7. ...et renseignez-vous sur ce que paient les autres
Pour savoir si vous ne payez pas le prix fort, une autre bonne idée est de contacter d’autres sociétés non concurrentes bien sûr, qui utilisent les mêmes produits, et leur demander à quels tarifs elles se les procurent. Les spécialistes appellent cela les « achats coïncidants ». « C’est une forme astucieuse de benchmarking, souligne xavier Leclercq. Il suffit de se présenter au téléphone comme collègue acheteur et, en général l’accueil est excellent. 
 

8. Recherchez des informations sur Net…

Grâce à internet, une société peut faire du sourcing, c’est-à-dire se documenter sur ses fournisseurs ou en découvrir de nouveaux. Mais l’outil n’est efficace que si l’entreprise a mis en place une stratégie d’achat . Les PME sont cependant de plus en plus  nombreuses à lancer des appels d’offres sur des sites généralistes.
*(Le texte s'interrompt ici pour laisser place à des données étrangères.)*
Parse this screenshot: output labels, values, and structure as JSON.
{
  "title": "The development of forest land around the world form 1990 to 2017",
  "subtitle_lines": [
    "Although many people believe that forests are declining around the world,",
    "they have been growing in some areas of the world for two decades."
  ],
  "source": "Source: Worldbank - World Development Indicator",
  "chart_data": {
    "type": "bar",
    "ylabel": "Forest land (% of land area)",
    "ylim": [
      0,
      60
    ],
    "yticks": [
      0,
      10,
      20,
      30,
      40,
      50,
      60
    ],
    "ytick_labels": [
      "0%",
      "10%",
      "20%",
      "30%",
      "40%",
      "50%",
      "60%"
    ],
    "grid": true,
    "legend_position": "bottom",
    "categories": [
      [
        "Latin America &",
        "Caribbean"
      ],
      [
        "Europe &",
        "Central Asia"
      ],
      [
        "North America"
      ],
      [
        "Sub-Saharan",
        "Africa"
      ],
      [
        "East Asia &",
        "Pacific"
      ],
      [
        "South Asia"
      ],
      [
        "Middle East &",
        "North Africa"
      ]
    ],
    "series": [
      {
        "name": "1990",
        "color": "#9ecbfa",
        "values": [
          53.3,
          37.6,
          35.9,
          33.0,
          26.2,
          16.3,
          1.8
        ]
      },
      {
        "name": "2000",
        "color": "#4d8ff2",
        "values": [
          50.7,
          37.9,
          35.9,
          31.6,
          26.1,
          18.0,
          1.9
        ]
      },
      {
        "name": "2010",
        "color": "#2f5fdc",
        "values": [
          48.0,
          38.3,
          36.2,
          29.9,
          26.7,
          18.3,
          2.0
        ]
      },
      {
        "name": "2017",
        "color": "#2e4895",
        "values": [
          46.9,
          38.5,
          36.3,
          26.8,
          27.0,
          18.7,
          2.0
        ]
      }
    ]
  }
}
9… et  passez en ligne vos commandes courantes
Avec les e-procurement, gérer les achats courants devient un jeu d’enfant. Avec le Net, il est divisé par quatre. Belle économie de temps et de gain !  il convient toutefois de vérifier si le volume de vos transactions vous permet de rentabiliser votre investissement initial.

10. Testez les enchères inversées
Dans ces ventes inverses aux enchères habituelles, ce sont les fournisseurs qui renchérissent à la baisse, après avoir pris connaissance des offres de leurs concurrents. Et l’acheteur négocie, en général, avec le moins disant. « Les enchères inversés sont aujourd’hui le meilleur outil de baisse des prix sur les postes d’achat ayant un volume significatif », affirme Jean-Jacques Durente, le fondateur de Trade2B, spécialisée dans les enchères inversées.

11. Offrez-vous un audit…
Si vous n’avez jamais fait le point sur vos achats, pourquoi ne pas solliciter un bon consultant qui, en quelques jours, identifiera vos possibilités de gains ? Libre à vous ensuite de recruter un acheteur. Tout dépend, bien sûr, de la taille de votre entreprise, du volume d’achat traité.

12.. ou un acheteur intérimaire
Autre pratique ayant le vent en poupe : l’acheteur par intérim. Mais attention : il ne remplit pas la même fonction que le précédent. Un entreprise recrute un  acheteur  intérimaire afin qu’il mette en œuvre les préconisations d’un consultant venu préalablement faire un audit ou pour donner un coup de pouce en période de surchauffe, qu’il vienne en renfort pour contrôler le processus des achats.